Last week, Virginia’s General Assembly passed a resolution to ratify the Equal Rights Amendment to the United States Constitution. The legal legitimacy of this move, however, is highly questionable. Under the original text of the amendment, three-fourths of the states would need to ratify the amendment within seven years for it to become law. JLF’s Jon Guze explains:

This meant that 38 states had to ratify the proposed amendment by March 22, 1978, for it to become a valid part of the Constitution. By the time the deadline was reached, however, only 35 states had done so. Rather than give up, the ERA’s supporters persuaded Congress to pass a new resolution extending the deadline to 1982.

It was far from clear that such an extension was legal, and a lawsuit challenging the extension eventually reached the Supreme Court.

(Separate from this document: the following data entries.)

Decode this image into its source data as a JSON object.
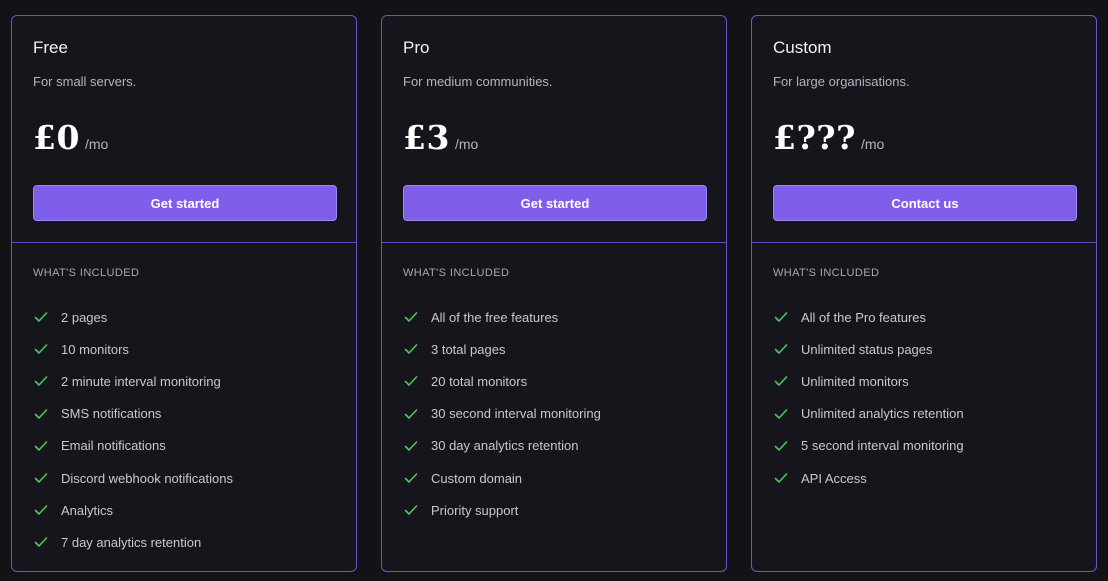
{
  "section": {
    "included_label": "WHAT'S INCLUDED",
    "check_icon": "check-icon",
    "accent_color": "#7f5ee9",
    "check_color": "#4cc45c"
  },
  "plans": [
    {
      "name": "Free",
      "description": "For small servers.",
      "price": "£0",
      "period": "/mo",
      "cta_label": "Get started",
      "features": [
        "2 pages",
        "10 monitors",
        "2 minute interval monitoring",
        "SMS notifications",
        "Email notifications",
        "Discord webhook notifications",
        "Analytics",
        "7 day analytics retention"
      ]
    },
    {
      "name": "Pro",
      "description": "For medium communities.",
      "price": "£3",
      "period": "/mo",
      "cta_label": "Get started",
      "features": [
        "All of the free features",
        "3 total pages",
        "20 total monitors",
        "30 second interval monitoring",
        "30 day analytics retention",
        "Custom domain",
        "Priority support"
      ]
    },
    {
      "name": "Custom",
      "description": "For large organisations.",
      "price": "£???",
      "period": "/mo",
      "cta_label": "Contact us",
      "features": [
        "All of the Pro features",
        "Unlimited status pages",
        "Unlimited monitors",
        "Unlimited analytics retention",
        "5 second interval monitoring",
        "API Access"
      ]
    }
  ]
}
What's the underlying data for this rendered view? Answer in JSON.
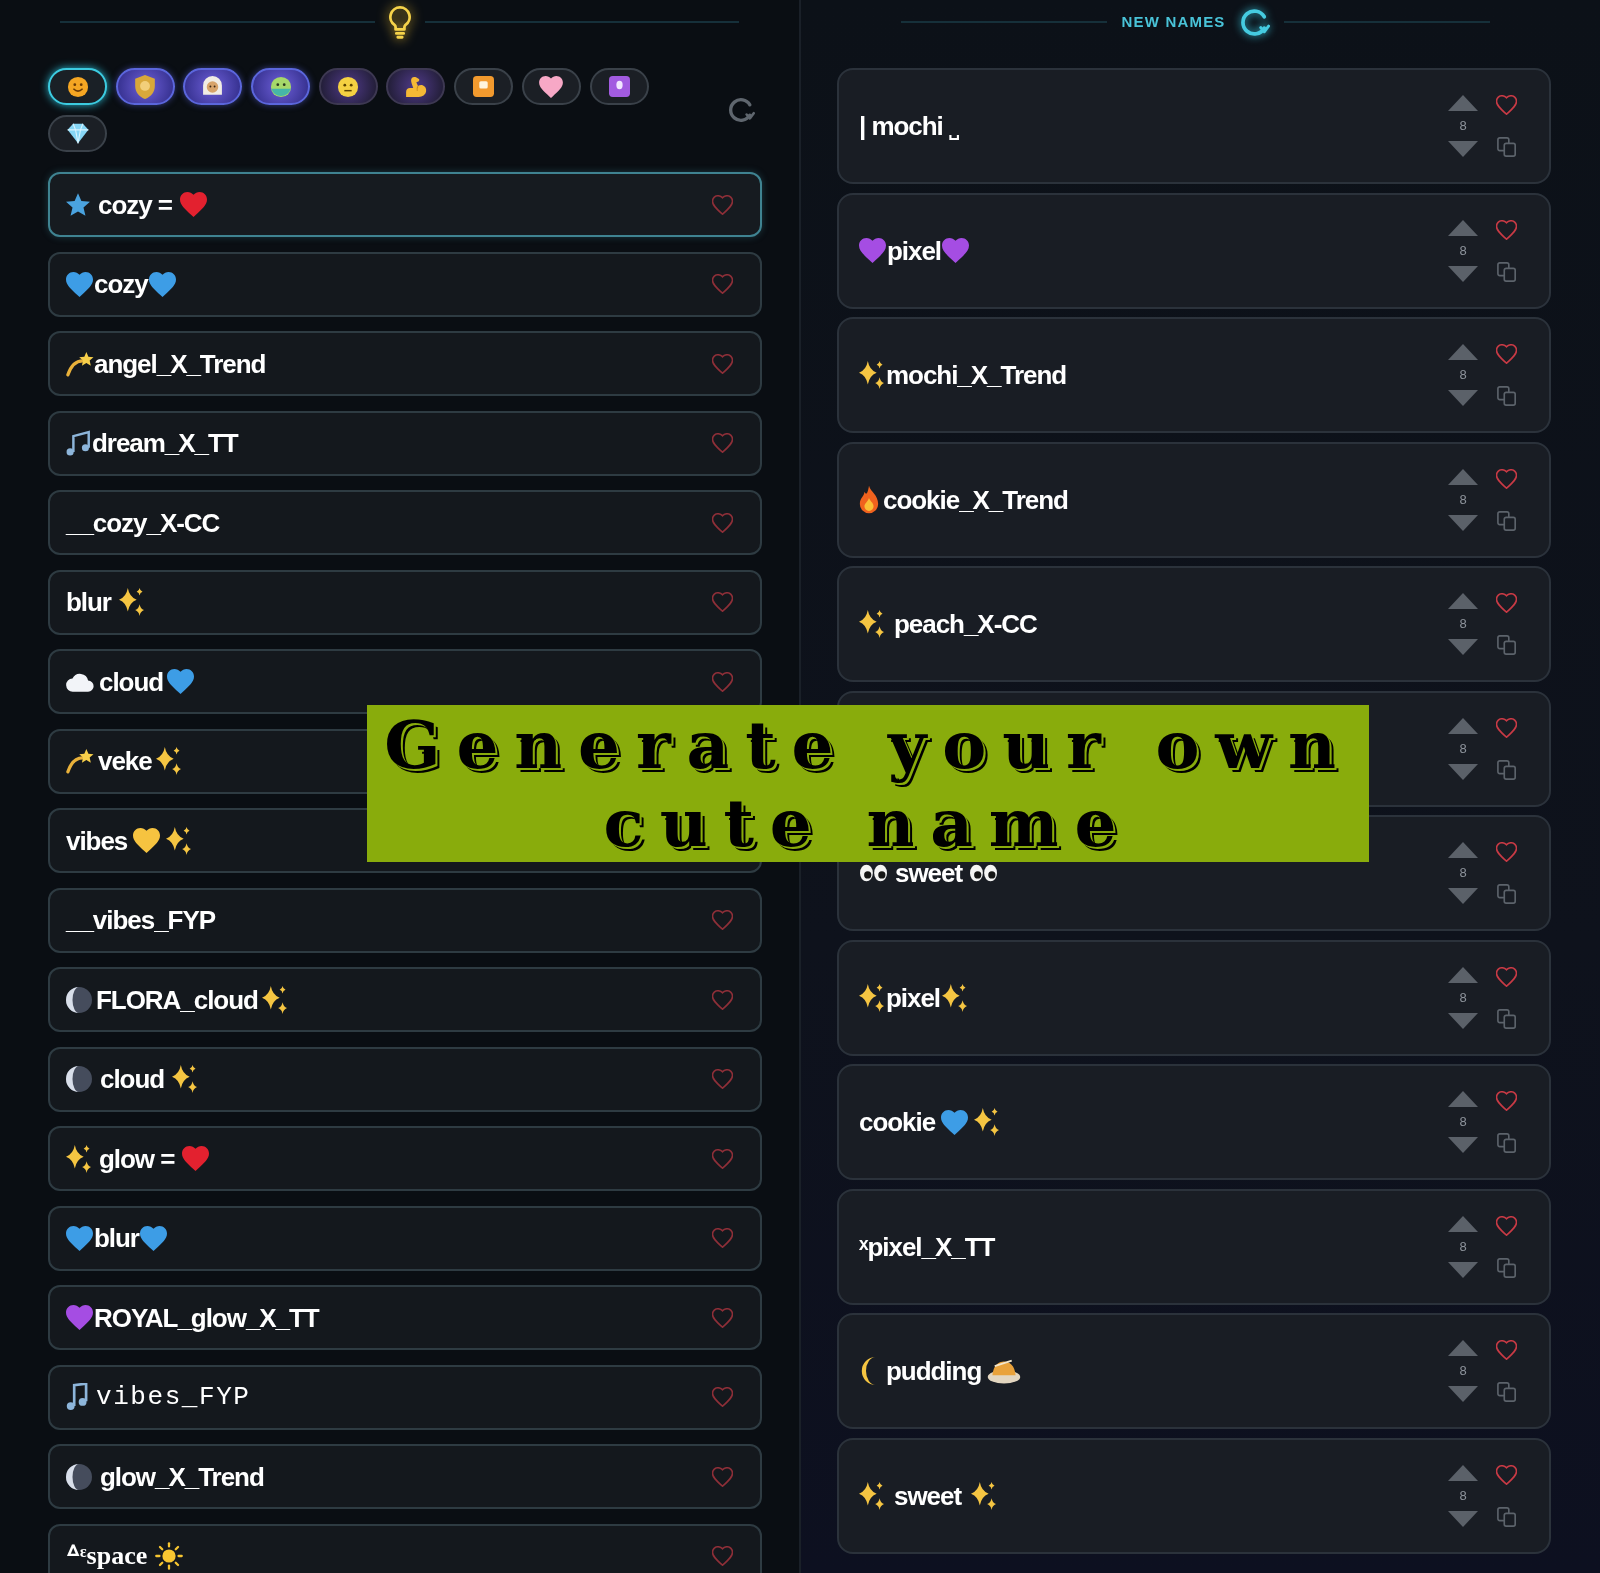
{
  "header": {
    "title": "NEW NAMES"
  },
  "categories": [
    {
      "kind": "plain",
      "selected": true
    },
    {
      "kind": "galaxy",
      "selected": false
    },
    {
      "kind": "galaxy",
      "selected": false
    },
    {
      "kind": "galaxy",
      "selected": false
    },
    {
      "kind": "nebula",
      "selected": false
    },
    {
      "kind": "nebula",
      "selected": false
    },
    {
      "kind": "plain",
      "selected": false
    },
    {
      "kind": "plain",
      "selected": false
    },
    {
      "kind": "plain",
      "selected": false
    },
    {
      "kind": "plain",
      "selected": false
    }
  ],
  "left_names": [
    {
      "name": "cozy =",
      "selected": true,
      "favorited": false
    },
    {
      "name": "cozy",
      "selected": false,
      "favorited": false
    },
    {
      "name": "angel_X_Trend",
      "selected": false,
      "favorited": false
    },
    {
      "name": "dream_X_TT",
      "selected": false,
      "favorited": false
    },
    {
      "name": "__cozy_X-CC",
      "selected": false,
      "favorited": false
    },
    {
      "name": "blur",
      "selected": false,
      "favorited": false
    },
    {
      "name": "cloud",
      "selected": false,
      "favorited": false
    },
    {
      "name": "veke",
      "selected": false
    },
    {
      "name": "vibes",
      "selected": false
    },
    {
      "name": "__vibes_FYP",
      "selected": false,
      "favorited": false
    },
    {
      "name": "FLORA_cloud",
      "selected": false,
      "favorited": false
    },
    {
      "name": "cloud",
      "selected": false,
      "favorited": false
    },
    {
      "name": "glow =",
      "selected": false,
      "favorited": false
    },
    {
      "name": "blur",
      "selected": false,
      "favorited": false
    },
    {
      "name": "ROYAL_glow_X_TT",
      "selected": false,
      "favorited": false
    },
    {
      "name": "vibes_FYP",
      "selected": false,
      "favorited": false
    },
    {
      "name": "glow_X_Trend",
      "selected": false,
      "favorited": false
    },
    {
      "name": "ᐞᵋspace",
      "selected": false,
      "favorited": false
    }
  ],
  "new_names": [
    {
      "name": "| mochi ˽",
      "votes": "8",
      "favorited": false
    },
    {
      "name": "pixel",
      "votes": "8",
      "favorited": false
    },
    {
      "name": "mochi_X_Trend",
      "votes": "8",
      "favorited": false
    },
    {
      "name": "cookie_X_Trend",
      "votes": "8",
      "favorited": false
    },
    {
      "name": "peach_X-CC",
      "votes": "8",
      "favorited": false
    },
    {
      "votes": "8",
      "favorited": false
    },
    {
      "name": "sweet",
      "votes": "8",
      "favorited": false
    },
    {
      "name": "pixel",
      "votes": "8",
      "favorited": false
    },
    {
      "name": "cookie",
      "votes": "8",
      "favorited": false
    },
    {
      "name": "ˣpixel_X_TT",
      "votes": "8",
      "favorited": false
    },
    {
      "name": "pudding",
      "votes": "8",
      "favorited": false
    },
    {
      "name": "sweet",
      "votes": "8",
      "favorited": false
    }
  ],
  "banner": {
    "title": "Generate your own cute name"
  }
}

However, by the time it did so, the new deadline had passed without any additional states ratifying the ERA. The Court, therefore, held that the case was moot.

Even with the four-year extension, the amendment did not achieve the 38 states required for ratification. Guze writes:

Further complicating matters, by the time the original deadline had passed, four of the 35 states that had originally ratified the amendment had rescinded their ratifications, and, in 1979, a fifth state imposed a March 22, 1979 “sunset” on its ratification, effectively withdrawing that ratification as well.  Members of the Democratic-led North Carolina legislature attempted to pass the ERA in 1973, 1975, 1977, 1979, 1981, and 1982, but they were never able to secure the necessary votes for passage.

The ERA still has a loyal group of supporters who are willing to take unconventional means to ensure the ERA’s adoption into the constitution. Guze writes:

In the 1990s, however, some of its supporters came up with an elaborate, three-step plan to revive it. Step One: persuade three more states to ratify the amendment. Step Two: persuade Congress to extend the ratification deadline retroactively. Step Three: persuade the courts to (1) approve the validity of the retroactive extension by Congress, and (2) deny the validity of the rescissions and sunset provisions by which five states had withdrawn their prior ratifications.

With Virginia’s ratification, ERA supporters have finally completed step one:

The ERA revival plan made significant progress in 2017 and 2018 when Nevada and Illinois ratified the moribund ERA.  In 2019, Democrats advanced legislation in the General Assembly in an effort to make North Carolina the 38th and final state to ratify the ERA.

Only time will tell if steps two through four come to fruition.